Seth Galloway

Personal information
- Full name: Seth Jordan Galloway
- Date of birth: January 12, 1987 (age 39)
- Place of birth: Evansville, Indiana, U.S.
- Height: 1.88 m (6 ft 2 in)
- Position: Defender

Youth career
- 2003–2004: Dalat International School
- 2005–2008: Nyack Warriors

Senior career*
- Years: Team / Apps / (Gls)
- 2004: Chinese Recreational Club / 8 / (1)
- 2005: JYSA United / 22 / (6)
- 2006–2008: Chicago Eagles / 31 / (2)
- 2009: Balestier Khalsa FC / 10 / (1)

International career
- 2009: American / 1 / (0)

= Seth Galloway =

American soccer player (born 1987)

Seth Jordan Galloway (born January 12, 1987) is an American association football player who plays as a defender.

==Career==
Galloway began his career with Dalat International School and joined in 2004 to Malaysia who signed for Chinese Recreational Club in Penang.
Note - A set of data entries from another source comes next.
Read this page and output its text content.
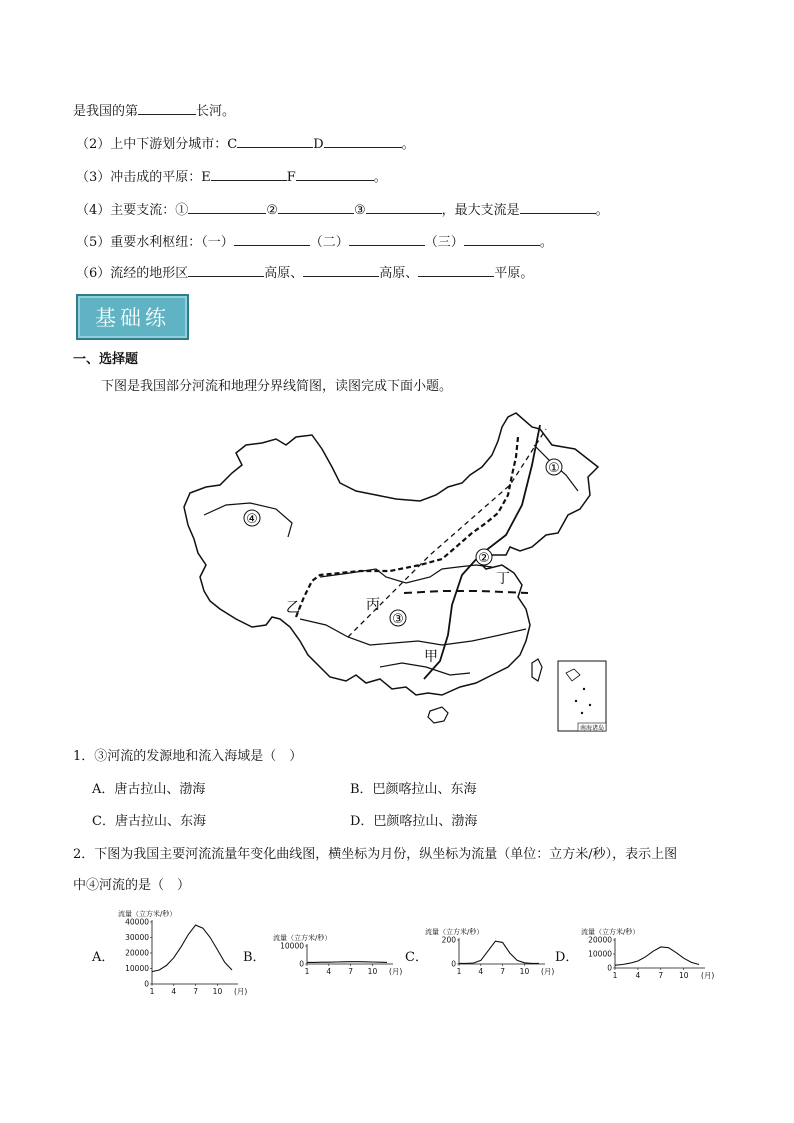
是我国的第	长河。
（2）上中下游划分城市：C	D	。
（3）冲击成的平原：E	F	。
（4）主要支流：①	②	③	，最大支流是	。
（5）重要水利枢纽：（一）	（二）	（三）	。
（6）流经的地形区	高原、	高原、	平原。
基础练
一、选择题
下图是我国部分河流和地理分界线简图，读图完成下面小题。
①
②
③
④
乙	丙
丁
甲
南海诸岛
1．③河流的发源地和流入海域是（　）
A．唐古拉山、渤海	B．巴颜喀拉山、东海
C．唐古拉山、东海	D．巴颜喀拉山、渤海
2．下图为我国主要河流流量年变化曲线图，横坐标为月份，纵坐标为流量（单位：立方米/秒），表示上图
中④河流的是（　）
A．	B．	C．	D．
流量（立方米/秒）
40000
30000
20000
10000
0
1 4 7 10 (月)
流量（立方米/秒）
10000
0
1 4 7 10 (月)
流量（立方米/秒）
200
0
1 4 7 10 (月)
流量（立方米/秒）
20000
10000
0
1 4 7 10 (月)
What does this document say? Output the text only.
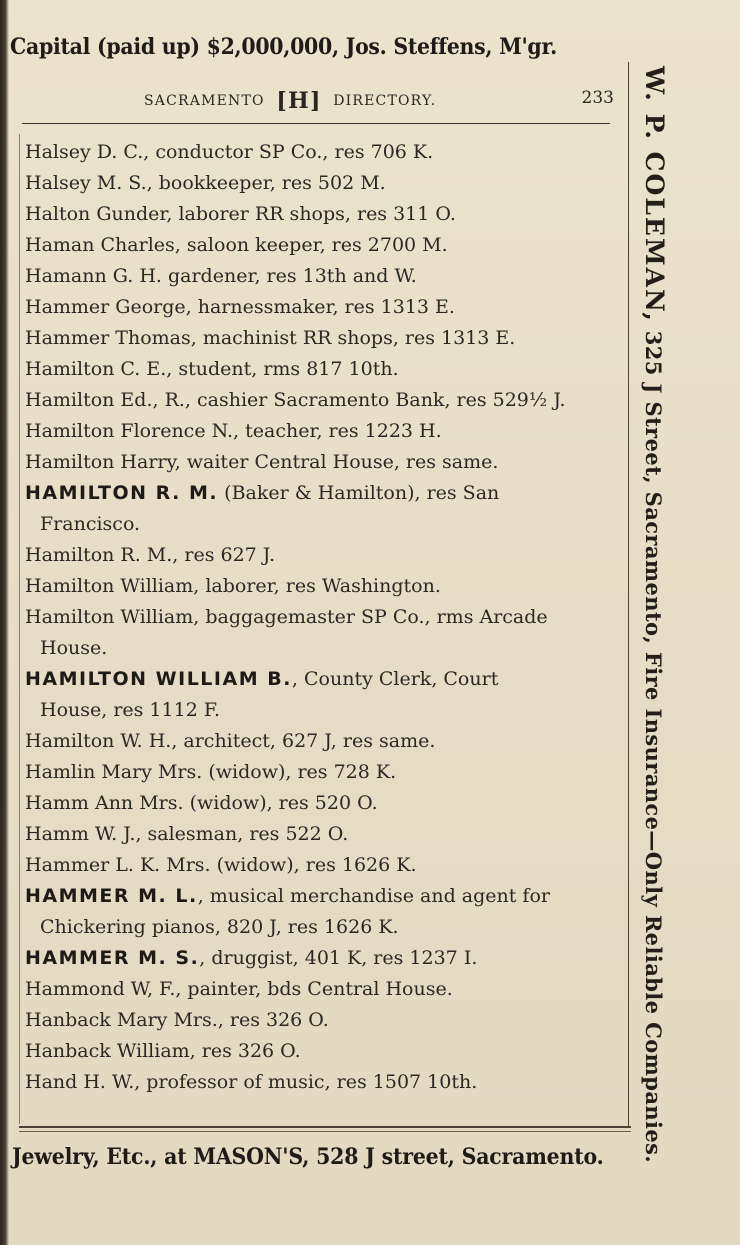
Capital (paid up) $2,000,000, Jos. Steffens, M'gr.
SACRAMENTO [H] DIRECTORY.	233
Halsey D. C., conductor SP Co., res 706 K.
Halsey M. S., bookkeeper, res 502 M.
Halton Gunder, laborer RR shops, res 311 O.
Haman Charles, saloon keeper, res 2700 M.
Hamann G. H. gardener, res 13th and W.
Hammer George, harnessmaker, res 1313 E.
Hammer Thomas, machinist RR shops, res 1313 E.
Hamilton C. E., student, rms 817 10th.
Hamilton Ed., R., cashier Sacramento Bank, res 529½ J.
Hamilton Florence N., teacher, res 1223 H.
Hamilton Harry, waiter Central House, res same.
HAMILTON R. M. (Baker & Hamilton), res San
Francisco.
Hamilton R. M., res 627 J.
Hamilton William, laborer, res Washington.
Hamilton William, baggagemaster SP Co., rms Arcade
House.
HAMILTON WILLIAM B., County Clerk, Court
House, res 1112 F.
Hamilton W. H., architect, 627 J, res same.
Hamlin Mary Mrs. (widow), res 728 K.
Hamm Ann Mrs. (widow), res 520 O.
Hamm W. J., salesman, res 522 O.
Hammer L. K. Mrs. (widow), res 1626 K.
HAMMER M. L., musical merchandise and agent for
Chickering pianos, 820 J, res 1626 K.
HAMMER M. S., druggist, 401 K, res 1237 I.
Hammond W, F., painter, bds Central House.
Hanback Mary Mrs., res 326 O.
Hanback William, res 326 O.
Hand H. W., professor of music, res 1507 10th.
W. P. COLEMAN, 325 J Street, Sacramento, Fire Insurance—Only Reliable Companies.
Jewelry, Etc., at MASON'S, 528 J street, Sacramento.
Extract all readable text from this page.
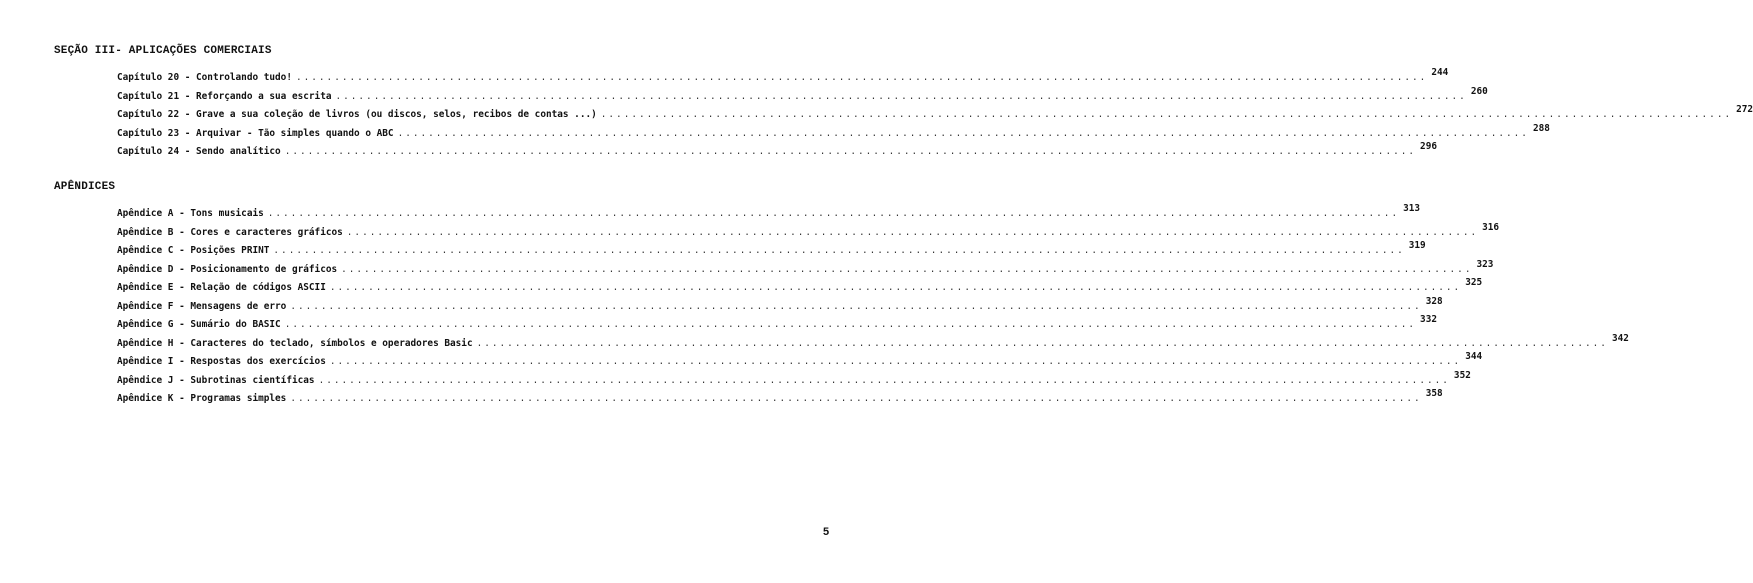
SEÇÃO III- APLICAÇÕES COMERCIAIS
Capítulo 20 - Controlando tudo! .................................................................................................................................................... 244
Capítulo 21 - Reforçando a sua escrita .................................................................................................................................................... 260
Capítulo 22 - Grave a sua coleção de livros (ou discos, selos, recibos de contas ...) .................................................................................................................................................... 272
Capítulo 23 - Arquivar - Tão simples quando o ABC .................................................................................................................................................... 288
Capítulo 24 - Sendo analítico .................................................................................................................................................... 296
APÊNDICES
Apêndice A - Tons musicais .................................................................................................................................................... 313
Apêndice B - Cores e caracteres gráficos .................................................................................................................................................... 316
Apêndice C - Posições PRINT .................................................................................................................................................... 319
Apêndice D - Posicionamento de gráficos .................................................................................................................................................... 323
Apêndice E - Relação de códigos ASCII .................................................................................................................................................... 325
Apêndice F - Mensagens de erro .................................................................................................................................................... 328
Apêndice G - Sumário do BASIC .................................................................................................................................................... 332
Apêndice H - Caracteres do teclado, símbolos e operadores Basic .................................................................................................................................................... 342
Apêndice I - Respostas dos exercícios .................................................................................................................................................... 344
Apêndice J - Subrotinas científicas .................................................................................................................................................... 352
Apêndice K - Programas simples .................................................................................................................................................... 358
5
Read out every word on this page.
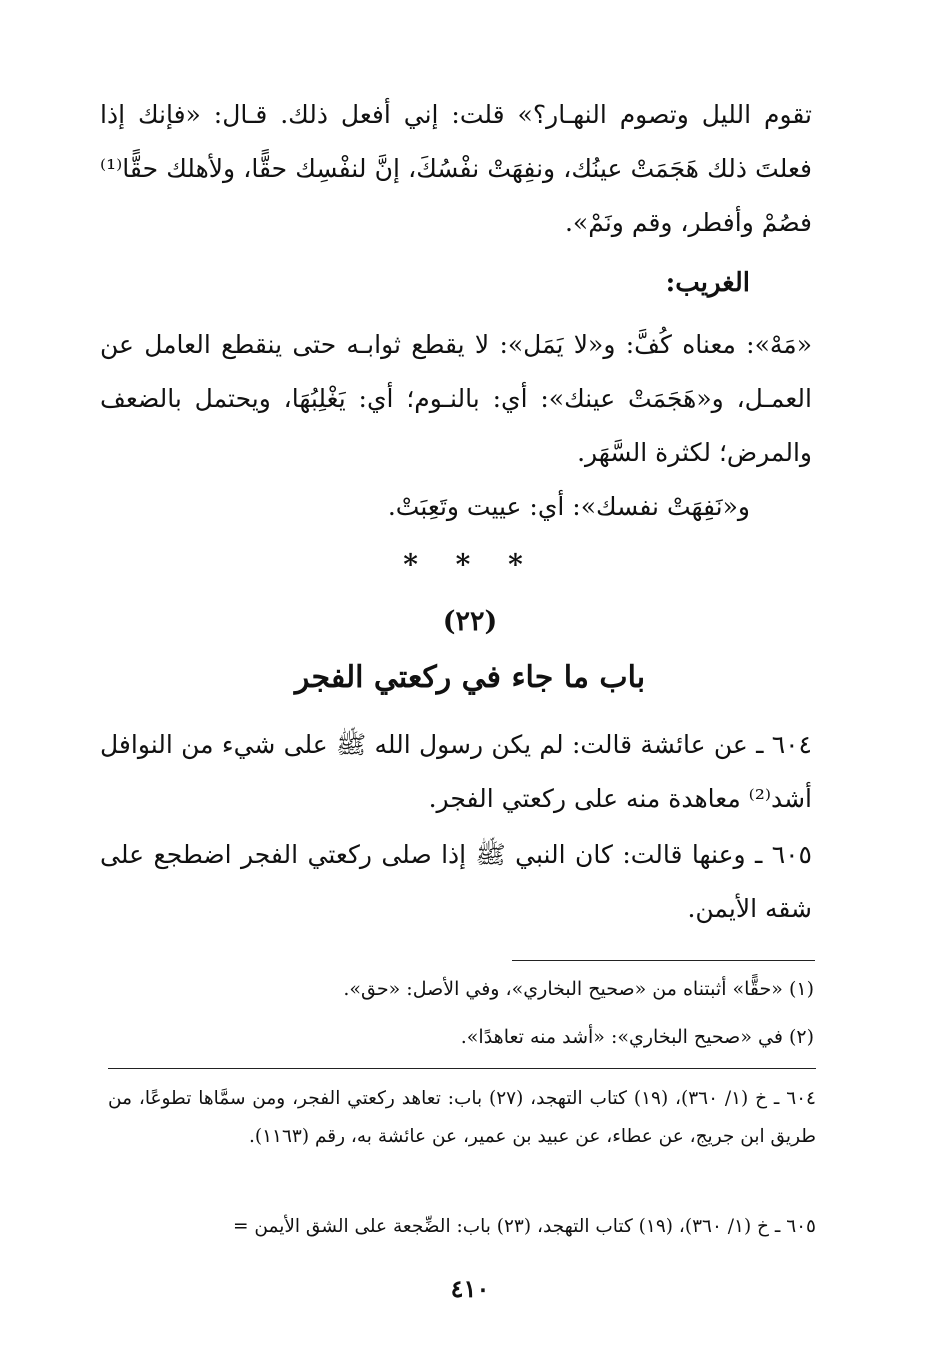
تقوم الليل وتصوم النهـار؟» قلت: إني أفعل ذلك. قـال: «فإنك إذا فعلتَ ذلك هَجَمَتْ عينُك، ونفِهَتْ نفْسُكَ، إنَّ لنفْسِك حقًّا، ولأهلك حقًّا⁽¹⁾ فصُمْ وأفطر، وقم ونَمْ».
الغريب:
«مَهْ»: معناه كُفَّ: و«لا يَمَل»: لا يقطع ثوابـه حتى ينقطع العامل عن العمـل، و«هَجَمَتْ عينك»: أي: بالنـوم؛ أي: يَغْلِبُهَا، ويحتمل بالضعف والمرض؛ لكثرة السَّهَر.
و«نَفِهَتْ نفسك»: أي: عييت وتَعِبَتْ.
* * *
(٢٢)
باب ما جاء في ركعتي الفجر
٦٠٤ ـ عن عائشة قالت: لم يكن رسول الله ﷺ على شيء من النوافل أشد⁽²⁾ معاهدة منه على ركعتي الفجر.
٦٠٥ ـ وعنها قالت: كان النبي ﷺ إذا صلى ركعتي الفجر اضطجع على شقه الأيمن.
(١) «حقًّا» أثبتناه من «صحيح البخاري»، وفي الأصل: «حق».
(٢) في «صحيح البخاري»: «أشد منه تعاهدًا».
٦٠٤ ـ خ (١/ ٣٦٠)، (١٩) كتاب التهجد، (٢٧) باب: تعاهد ركعتي الفجر، ومن سمَّاها تطوعًا، من طريق ابن جريج، عن عطاء، عن عبيد بن عمير، عن عائشة به، رقم (١١٦٣).
٦٠٥ ـ خ (١/ ٣٦٠)، (١٩) كتاب التهجد، (٢٣) باب: الضِّجعة على الشق الأيمن =
٤١٠
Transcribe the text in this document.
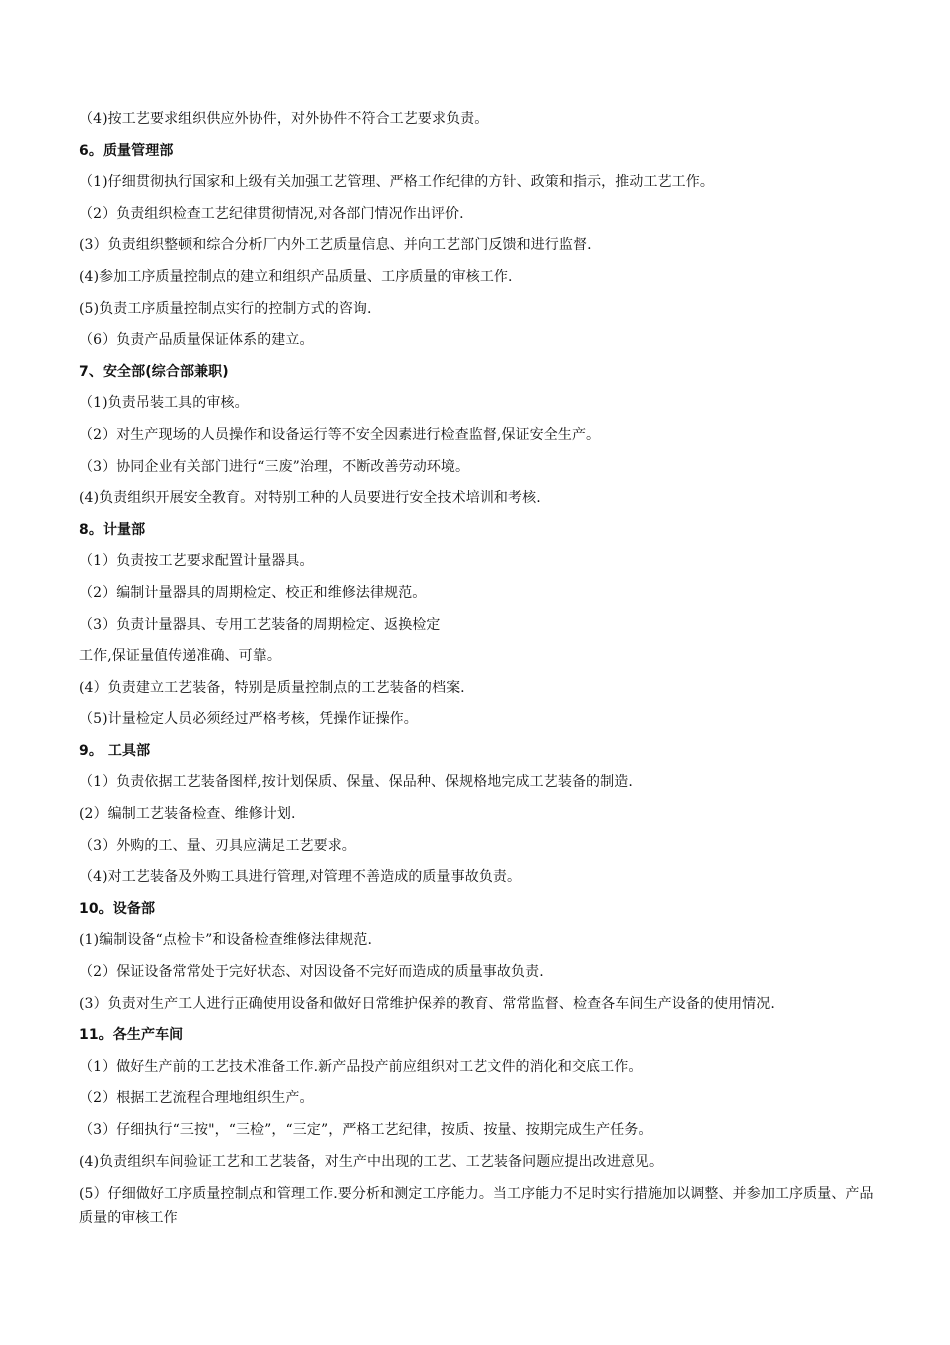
（4)按工艺要求组织供应外协件，对外协件不符合工艺要求负责。
6。质量管理部
（1)仔细贯彻执行国家和上级有关加强工艺管理、严格工作纪律的方针、政策和指示，推动工艺工作。
（2）负责组织检查工艺纪律贯彻情况,对各部门情况作出评价.
(3）负责组织整顿和综合分析厂内外工艺质量信息、并向工艺部门反馈和进行监督.
(4)参加工序质量控制点的建立和组织产品质量、工序质量的审核工作.
(5)负责工序质量控制点实行的控制方式的咨询.
（6）负责产品质量保证体系的建立。
7、安全部(综合部兼职)
（1)负责吊装工具的审核。
（2）对生产现场的人员操作和设备运行等不安全因素进行检查监督,保证安全生产。
（3）协同企业有关部门进行“三废”治理，不断改善劳动环境。
(4)负责组织开展安全教育。对特别工种的人员要进行安全技术培训和考核.
8。计量部
（1）负责按工艺要求配置计量器具。
（2）编制计量器具的周期检定、校正和维修法律规范。
（3）负责计量器具、专用工艺装备的周期检定、返换检定
工作,保证量值传递准确、可靠。
(4）负责建立工艺装备，特别是质量控制点的工艺装备的档案.
（5)计量检定人员必须经过严格考核，凭操作证操作。
9。 工具部
（1）负责依据工艺装备图样,按计划保质、保量、保品种、保规格地完成工艺装备的制造.
(2）编制工艺装备检查、维修计划.
（3）外购的工、量、刃具应满足工艺要求。
（4)对工艺装备及外购工具进行管理,对管理不善造成的质量事故负责。
10。设备部
(1)编制设备“点检卡”和设备检查维修法律规范.
（2）保证设备常常处于完好状态、对因设备不完好而造成的质量事故负责.
(3）负责对生产工人进行正确使用设备和做好日常维护保养的教育、常常监督、检查各车间生产设备的使用情况.
11。各生产车间
（1）做好生产前的工艺技术准备工作.新产品投产前应组织对工艺文件的消化和交底工作。
（2）根据工艺流程合理地组织生产。
（3）仔细执行“三按"，“三检”，“三定”，严格工艺纪律，按质、按量、按期完成生产任务。
(4)负责组织车间验证工艺和工艺装备，对生产中出现的工艺、工艺装备问题应提出改进意见。
(5）仔细做好工序质量控制点和管理工作.要分析和测定工序能力。当工序能力不足时实行措施加以调整、并参加工序质量、产品质量的审核工作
In 2005 attended to studies to the Nyack College and played for the Warrior's soccer team. Galloway played besides his studying at the Nyack College 2005 for JYSA United in Louisville, Kentucky and for Chicago Eagles from 2005 to 2008. He signed in April 2009 for Balestier Khalsa FC and was two months later on 9 June 2009 released.